Just stop talking, smile politely and the examiner will probably say thank you for making your long talk.

Some Questions

After you finish speaking, the examiner will now ask you some questions.

They may be related directly to what you said about the topic or just loosely about the topic itself.

This may be a sudden change as you are now back into question/answer mode. So pay close attention to the first question that the examiner asks you.

He might ask you something where you can use one of your notes again. As long as you can remember what you said, you can repeat this idea as long as you change the words around a little.

Time is running out in this part, though, and the examiner may only have time for about 1 or 2 questions. Then he must move on to Part Three of the speaking test.

how to smash part two of the ielts speaking test (18)

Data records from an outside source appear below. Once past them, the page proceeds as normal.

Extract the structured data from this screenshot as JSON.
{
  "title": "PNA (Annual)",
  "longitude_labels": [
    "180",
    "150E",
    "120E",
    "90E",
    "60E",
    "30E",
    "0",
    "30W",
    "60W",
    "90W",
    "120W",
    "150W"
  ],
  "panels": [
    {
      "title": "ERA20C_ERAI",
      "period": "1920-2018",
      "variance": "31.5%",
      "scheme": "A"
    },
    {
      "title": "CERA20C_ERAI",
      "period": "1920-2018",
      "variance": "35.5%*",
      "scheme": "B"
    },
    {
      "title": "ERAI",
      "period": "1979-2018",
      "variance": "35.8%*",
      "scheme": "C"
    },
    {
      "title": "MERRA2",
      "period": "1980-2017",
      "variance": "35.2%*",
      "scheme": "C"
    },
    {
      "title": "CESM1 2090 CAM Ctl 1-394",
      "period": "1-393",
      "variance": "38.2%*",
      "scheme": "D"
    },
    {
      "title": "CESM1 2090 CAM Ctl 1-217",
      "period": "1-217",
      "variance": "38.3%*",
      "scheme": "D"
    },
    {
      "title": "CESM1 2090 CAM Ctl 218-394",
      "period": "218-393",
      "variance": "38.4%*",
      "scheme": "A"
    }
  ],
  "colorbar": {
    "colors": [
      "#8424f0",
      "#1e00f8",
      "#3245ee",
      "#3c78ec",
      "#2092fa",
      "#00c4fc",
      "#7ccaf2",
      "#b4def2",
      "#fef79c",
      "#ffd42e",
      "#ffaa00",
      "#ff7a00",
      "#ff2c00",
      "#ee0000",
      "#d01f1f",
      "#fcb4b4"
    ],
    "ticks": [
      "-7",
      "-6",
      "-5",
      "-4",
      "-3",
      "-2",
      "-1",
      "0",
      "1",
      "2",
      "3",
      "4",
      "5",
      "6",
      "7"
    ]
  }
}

Practice By Recording Yourself

You can go through as many practice tests as you want. I strongly recommend doing this.

Practice, practice, practice.

Do a Google search for: IELTS speaking test part two practice topic cards

Practice making notes and then practice doing The Long Turn. When you do this, record yourself with the app on your smartphone.

Then play it back and listen to yourself talking.

  • How do you sound?
  • Are you speaking clearly?
  • Are you speaking too fast or slow?
  • Did you make any mistakes that you can hear? If so, make a note of them.

Try to get into the habit of doing this every day before the test. This will pay dividends on the big day.


Of course, none of this is of any use unless your General English is up to speed.

You must have a good level in General English before you take the IELTS test or you are just hoping that you pass the test based on luck.

But assuming you have a decent level of English, then you can use some of the points I outlined above to some good use.

I think the key thing to practice is note-taking. Just use Part Two practice tests and practice making notes with those.

If your note-taking is fast enough, then you should be able to breeze through Part Two of the speaking test.